Tuesday, 2 November 2010

Around The Horn

Cutlery regrets to announce the cancellation of The 50th Post Special. Instead, please enjoy this light-hearted tale of folly and redemption on the buses.

I know, we're disappointed too. I don't know how Joel managed to get so big in Slovenia with this attitude. I daresay Slovakia will be a lot less sympathetic to this shit.

* * *

Monday morning is always band practice. Seven of us and our various instruments get together and make sweet sweet music for a couple of hours, before the midday cultures lecture come and dampens our spirits.

Yesterday, however, our noise-making was a little delayed. The beardy guy on reception refused to give me the room key without permission from our course leader, Ben Challis, and the ensuing wild goose chase (I never did track down Dr. Challis) meant that we wasted an hour or so talking amongst ourselves in the corridor. By the time one of the nice techies from the second floor helped us out, we were already halfway into our allotted time, and not looking too likely to accomplish much.

But this post isn't a tirade against the people on reception at the Atrium, nor is it a play-by-play of our abridged band rehearsal. This is a story about a boy (me) and his baritone (my baritone).

It's fair to say that I don't treat the old thing with a great amount of care. My bandmates are often left aghast at the way I toss it around, knock it over, and generally don't show it any respect.

Well yesterday it seems I was so excited to finally get into the practice room that I didn't even bother to bring my instrument in with me, leaving it still sat in the corridor. Our drummer, Luke, grabbed it for me and suggested - not for the first time - that I really ought to take better care of it. I agreed half-heartedly, and said that it was like a parent to me - I treat it horribly, but I'd be fairly sad if it were gone, perhaps because it's so important to getting me through uni. No more was said on the matter, and we used the hour as best we could. Songs were played, and I introduced my Spaghetti Western version of Holding Out For A Hero.

Now. There's an hour-long gap in my timetable between the band practice and the cultures lecture, and I usually spend this hour on the computers in the library, or I take the opportunity to go and get a bit of food (having to be in uni at 9am doesn't leave a lot of time for breakfast). Yesterday, however, I had a plan. I was supposed to be meeting Sarah straight after my cultures lecture and going to Swanbridge with her for an evening away from the city, with its noise and pollution and people who ask you for spare change and shout at you when you don't have any. I didn't want to have to drag my baritone, ungainly as it is, to the far side of Penarth, so I decided to get a bus home, drop off the horn, and speedily get a bus back into town in time for my lecture.

That was the plan, and it was going swimmingly until I got off the bus on Crwys Road and realised, at it sped off into the late morning sun, that I had left my baritone on the luggage rack.

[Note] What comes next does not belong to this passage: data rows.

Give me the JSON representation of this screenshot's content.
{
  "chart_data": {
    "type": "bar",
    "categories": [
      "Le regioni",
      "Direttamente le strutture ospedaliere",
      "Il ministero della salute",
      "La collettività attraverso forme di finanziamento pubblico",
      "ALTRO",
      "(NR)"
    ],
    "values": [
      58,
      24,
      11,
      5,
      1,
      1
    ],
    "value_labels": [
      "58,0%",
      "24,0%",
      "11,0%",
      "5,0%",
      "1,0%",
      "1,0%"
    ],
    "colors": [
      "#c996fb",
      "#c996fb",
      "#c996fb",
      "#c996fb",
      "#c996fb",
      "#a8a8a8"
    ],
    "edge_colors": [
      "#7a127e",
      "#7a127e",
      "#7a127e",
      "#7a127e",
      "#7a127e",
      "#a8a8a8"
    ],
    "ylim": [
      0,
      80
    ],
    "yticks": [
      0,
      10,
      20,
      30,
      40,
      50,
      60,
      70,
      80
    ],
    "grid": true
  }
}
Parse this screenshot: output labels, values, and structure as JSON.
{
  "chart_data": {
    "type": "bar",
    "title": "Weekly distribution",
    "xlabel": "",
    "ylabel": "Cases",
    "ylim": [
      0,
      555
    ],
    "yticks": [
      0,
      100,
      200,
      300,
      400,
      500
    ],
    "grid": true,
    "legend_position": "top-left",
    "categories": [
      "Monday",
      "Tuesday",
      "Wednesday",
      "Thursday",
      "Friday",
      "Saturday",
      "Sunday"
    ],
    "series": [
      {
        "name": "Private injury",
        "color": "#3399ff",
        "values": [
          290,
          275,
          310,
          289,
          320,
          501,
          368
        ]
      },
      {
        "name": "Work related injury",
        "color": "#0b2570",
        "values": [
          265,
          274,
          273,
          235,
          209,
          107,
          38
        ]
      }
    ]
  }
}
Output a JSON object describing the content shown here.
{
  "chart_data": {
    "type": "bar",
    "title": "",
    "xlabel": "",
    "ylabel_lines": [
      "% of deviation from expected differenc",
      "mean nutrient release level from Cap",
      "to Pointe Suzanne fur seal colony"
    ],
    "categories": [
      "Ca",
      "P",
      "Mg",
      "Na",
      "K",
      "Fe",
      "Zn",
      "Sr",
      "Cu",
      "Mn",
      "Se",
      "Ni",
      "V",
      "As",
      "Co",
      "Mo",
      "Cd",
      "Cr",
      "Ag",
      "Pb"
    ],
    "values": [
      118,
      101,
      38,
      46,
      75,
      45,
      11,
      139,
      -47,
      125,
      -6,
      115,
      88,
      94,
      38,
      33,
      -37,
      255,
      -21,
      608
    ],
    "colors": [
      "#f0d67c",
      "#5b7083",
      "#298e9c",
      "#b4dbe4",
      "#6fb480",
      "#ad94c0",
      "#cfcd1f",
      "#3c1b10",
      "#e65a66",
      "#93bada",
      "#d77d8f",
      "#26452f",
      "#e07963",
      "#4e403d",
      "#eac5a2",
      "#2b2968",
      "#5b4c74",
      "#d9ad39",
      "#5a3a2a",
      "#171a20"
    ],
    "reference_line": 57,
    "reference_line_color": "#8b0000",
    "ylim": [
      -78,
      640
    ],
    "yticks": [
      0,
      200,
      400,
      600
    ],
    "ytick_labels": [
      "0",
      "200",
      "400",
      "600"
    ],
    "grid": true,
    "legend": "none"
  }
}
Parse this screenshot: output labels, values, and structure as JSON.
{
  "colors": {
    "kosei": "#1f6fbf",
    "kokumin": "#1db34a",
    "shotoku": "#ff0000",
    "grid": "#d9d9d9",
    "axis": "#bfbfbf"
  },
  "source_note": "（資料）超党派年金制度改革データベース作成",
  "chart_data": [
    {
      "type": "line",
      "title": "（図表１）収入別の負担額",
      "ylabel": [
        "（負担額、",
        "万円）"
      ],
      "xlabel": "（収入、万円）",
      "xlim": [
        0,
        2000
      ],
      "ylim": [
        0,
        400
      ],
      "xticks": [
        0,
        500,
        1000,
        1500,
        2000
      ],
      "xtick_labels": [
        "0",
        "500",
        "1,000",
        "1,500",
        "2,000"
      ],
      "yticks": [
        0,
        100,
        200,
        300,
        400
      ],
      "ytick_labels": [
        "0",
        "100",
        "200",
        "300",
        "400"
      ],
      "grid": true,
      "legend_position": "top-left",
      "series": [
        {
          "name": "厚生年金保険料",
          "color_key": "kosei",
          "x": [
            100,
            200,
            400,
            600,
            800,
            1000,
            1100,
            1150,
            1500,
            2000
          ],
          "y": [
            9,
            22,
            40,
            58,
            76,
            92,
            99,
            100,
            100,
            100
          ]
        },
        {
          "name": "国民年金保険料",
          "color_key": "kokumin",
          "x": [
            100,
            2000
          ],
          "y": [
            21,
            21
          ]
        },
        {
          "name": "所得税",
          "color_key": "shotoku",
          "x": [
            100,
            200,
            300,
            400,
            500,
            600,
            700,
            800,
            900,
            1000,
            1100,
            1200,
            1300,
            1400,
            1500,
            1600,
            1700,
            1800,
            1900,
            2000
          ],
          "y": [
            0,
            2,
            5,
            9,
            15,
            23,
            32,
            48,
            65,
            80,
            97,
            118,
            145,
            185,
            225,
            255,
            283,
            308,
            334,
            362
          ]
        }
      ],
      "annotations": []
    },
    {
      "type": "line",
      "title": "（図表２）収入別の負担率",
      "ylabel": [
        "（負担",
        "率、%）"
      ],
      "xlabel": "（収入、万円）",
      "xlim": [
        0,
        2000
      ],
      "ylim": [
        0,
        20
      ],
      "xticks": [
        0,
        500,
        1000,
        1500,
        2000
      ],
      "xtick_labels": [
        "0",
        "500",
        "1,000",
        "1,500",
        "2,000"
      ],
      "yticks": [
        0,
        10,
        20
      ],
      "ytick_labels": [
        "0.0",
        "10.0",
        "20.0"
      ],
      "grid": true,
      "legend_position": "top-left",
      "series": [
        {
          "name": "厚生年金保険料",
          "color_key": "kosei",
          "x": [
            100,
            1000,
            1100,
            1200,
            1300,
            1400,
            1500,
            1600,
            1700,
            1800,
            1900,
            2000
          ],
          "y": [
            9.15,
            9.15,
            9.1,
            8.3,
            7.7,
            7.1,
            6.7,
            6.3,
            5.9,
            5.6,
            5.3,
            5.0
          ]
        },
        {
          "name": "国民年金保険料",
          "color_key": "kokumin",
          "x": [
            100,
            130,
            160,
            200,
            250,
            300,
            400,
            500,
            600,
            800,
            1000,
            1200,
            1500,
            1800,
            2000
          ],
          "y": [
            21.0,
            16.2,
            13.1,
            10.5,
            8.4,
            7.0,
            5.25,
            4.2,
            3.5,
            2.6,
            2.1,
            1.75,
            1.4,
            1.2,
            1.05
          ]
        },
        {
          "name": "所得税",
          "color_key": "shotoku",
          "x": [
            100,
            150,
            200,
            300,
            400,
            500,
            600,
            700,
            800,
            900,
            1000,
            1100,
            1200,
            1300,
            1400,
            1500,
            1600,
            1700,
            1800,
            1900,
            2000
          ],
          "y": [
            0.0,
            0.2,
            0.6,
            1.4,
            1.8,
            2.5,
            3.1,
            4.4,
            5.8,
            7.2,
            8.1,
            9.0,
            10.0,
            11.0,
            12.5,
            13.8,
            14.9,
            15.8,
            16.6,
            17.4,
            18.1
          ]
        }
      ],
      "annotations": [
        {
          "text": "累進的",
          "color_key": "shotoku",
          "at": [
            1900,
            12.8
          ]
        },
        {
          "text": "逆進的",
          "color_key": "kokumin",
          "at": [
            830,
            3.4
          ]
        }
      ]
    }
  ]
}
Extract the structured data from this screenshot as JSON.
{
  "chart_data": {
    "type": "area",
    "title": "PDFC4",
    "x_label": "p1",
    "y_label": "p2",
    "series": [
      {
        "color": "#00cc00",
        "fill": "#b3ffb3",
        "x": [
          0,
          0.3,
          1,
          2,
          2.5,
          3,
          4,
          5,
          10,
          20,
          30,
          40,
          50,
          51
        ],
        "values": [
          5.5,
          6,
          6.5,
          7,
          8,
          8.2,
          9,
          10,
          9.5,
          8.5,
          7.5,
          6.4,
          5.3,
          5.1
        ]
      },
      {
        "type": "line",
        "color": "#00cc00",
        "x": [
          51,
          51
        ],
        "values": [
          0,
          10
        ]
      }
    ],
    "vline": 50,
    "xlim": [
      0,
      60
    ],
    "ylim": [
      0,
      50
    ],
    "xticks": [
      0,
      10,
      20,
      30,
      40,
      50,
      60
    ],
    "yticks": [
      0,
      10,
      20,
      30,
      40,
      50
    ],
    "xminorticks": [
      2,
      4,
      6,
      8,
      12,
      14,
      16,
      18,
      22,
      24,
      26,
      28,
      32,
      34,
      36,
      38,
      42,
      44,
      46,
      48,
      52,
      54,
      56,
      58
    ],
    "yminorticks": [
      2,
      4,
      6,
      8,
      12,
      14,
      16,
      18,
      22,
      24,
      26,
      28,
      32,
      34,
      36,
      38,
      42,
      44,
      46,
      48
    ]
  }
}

Oh no! My dear sweet baritone horn! Would I never again sound its brassy tone? Would the makeshift handle never again slice into my weary fingers? Would my brave attempts at playing Klezmer Kollectiv tunes by ear never again make my housemates long for the wormy peace of the grave?

I wandered, shaken, back to the house, where I informed Cliffey of my plight:

"I've left my baritone on the bus."
"That's the saddest sentence I've ever heard."

I was in no mood to eat, but, knowing that I had to keep my strength up, I managed to choke down a bakewell tart. I prepared to head back to uni, taking a little consolation in the knowledge that Cardiff Bus does have a lost and found, and how money second-hand baritone horns does one bus company rake in over the course of a day?

I waited mournfully at the bus stop, not looking forward to the two hours of "the music industry wants to rape you" that lie in wait for me back at the Atrium. As the number 38 pulled up, I found the driver oddly familar. He didn't recognise me, of course, but that didn't matter because as I hopped onto the bus I saw, in the luggage rack, my baritone case. Somebody, apparently, likes me.

I was never worried, of course. I timed my journey perfectly so that I would catch the same bus on its return journey to central station. I hadn't even considered how useless  I would be to my uni ensemble without my horn. And I  knew that the driver wouldn't bat an eye at the fact that I got off the bus carrying a large brown case that had been there since before I got on.

So that's my good karma gone for the rest of the year, anyhow. I hurried back to the Atrium, baritone case swinging recklessly in my hand, and settled into my midday cultures lecture, where we were told, amongst other things, that session musicians no longer exist.

I was a bit alarmed; my cousin's a session musician. I should probably make sure he's okay.

Joel.

* * *

I know, that was rubbish. He didn't even mention the awesome Halloween parties, of which there were TWO. You'd think he'd remember at least one of them, right?